Q3. Scenario: You have a function f(x)=e^x representing compound interest. What is the instantaneous rate of change at x=0? Why is this special?
f'(x)=e^x, so at x=0, f'(0)=1. The derivative equals the function value at every point. In machine learning, the sigmoid and softmax derivatives are used for backpropagation. The exponential function appears in probability distributions (softmax) and its derivative is essential for gradient calculations.
Q4. Scenario: In a physics model, the potential energy is U(x) = x^4 - 4x^2. Find the equilibrium points (where force F = -dU/dx = 0) and classify them as stable or unstable.
dU/dx = 4x^3 - 8x = 4x(x^2-2)=0 → x=0, ±√2. Second derivative: d2U/dx2 = 12x^2-8. At x=0 -> -8 (unstable maximum), at x=±√2 -> 16 (stable minima). Optimization in machine learning seeks minima of cost functions; second derivatives inform curvature and convergence speed (Newton's method).

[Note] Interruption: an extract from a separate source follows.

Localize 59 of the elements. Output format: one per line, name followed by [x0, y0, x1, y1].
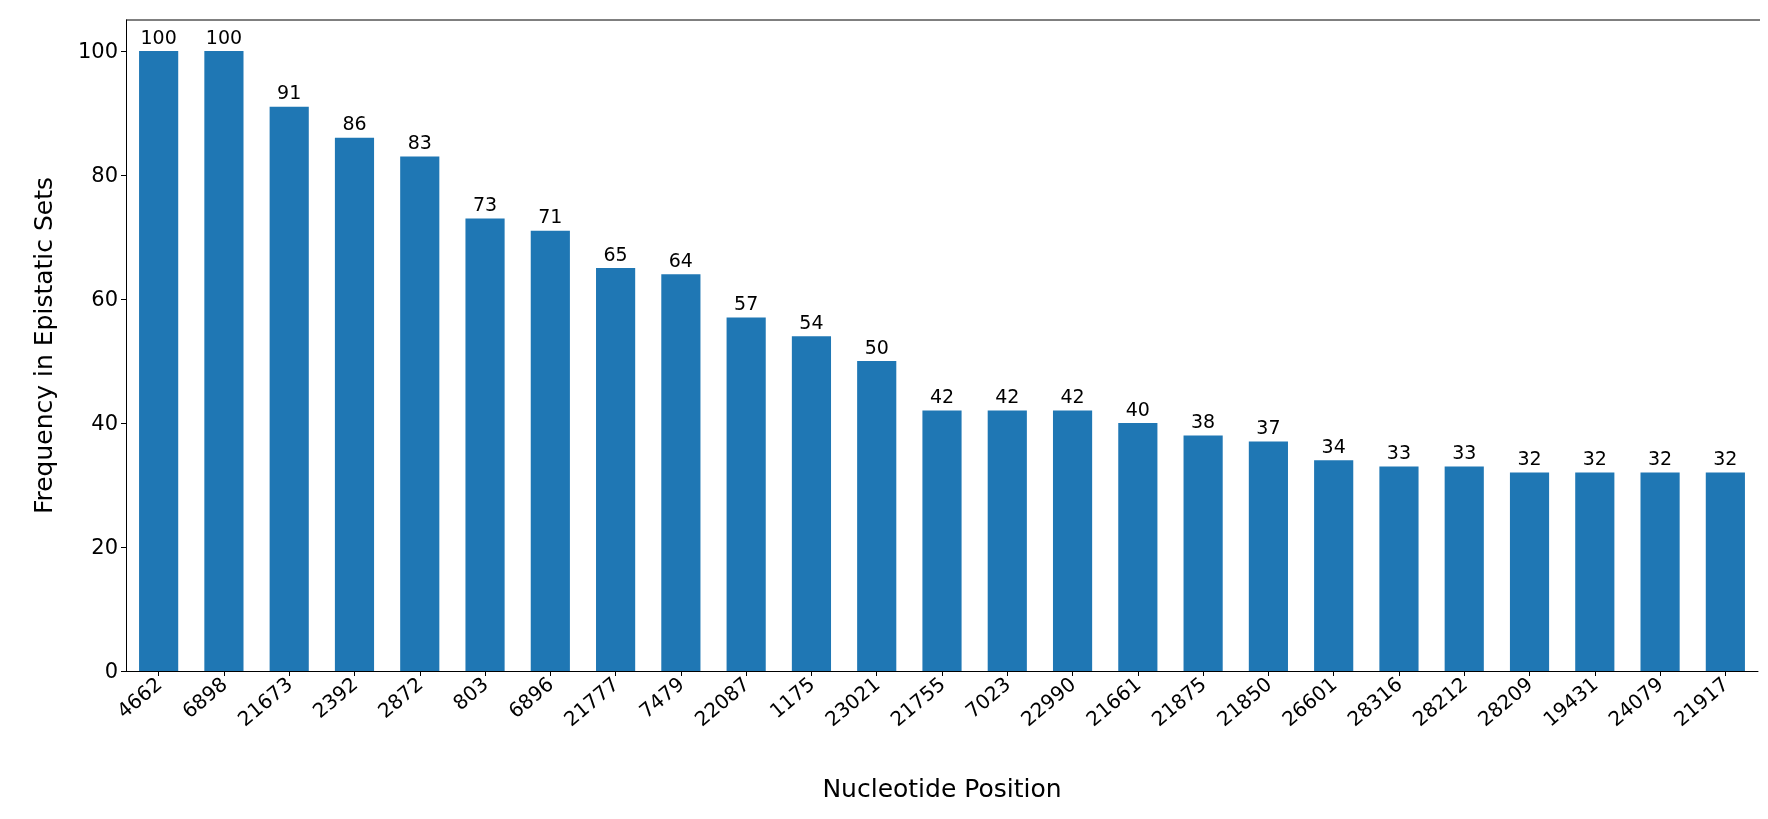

Q5. Scenario: A company's profit is P(q) = -0.5q^2 + 20q - 50 (q in thousands). What quantity maximizes profit? What is the maximum profit?
P'(q)= -q+20=0 → q=20 thousand units. Maximum profit = P(20)= -0.5(400)+400-50= -200+350=150 thousand dollars. This linear quadratic optimization is analogous to training linear regression with squared error loss, where the derivative gives the normal equation solution.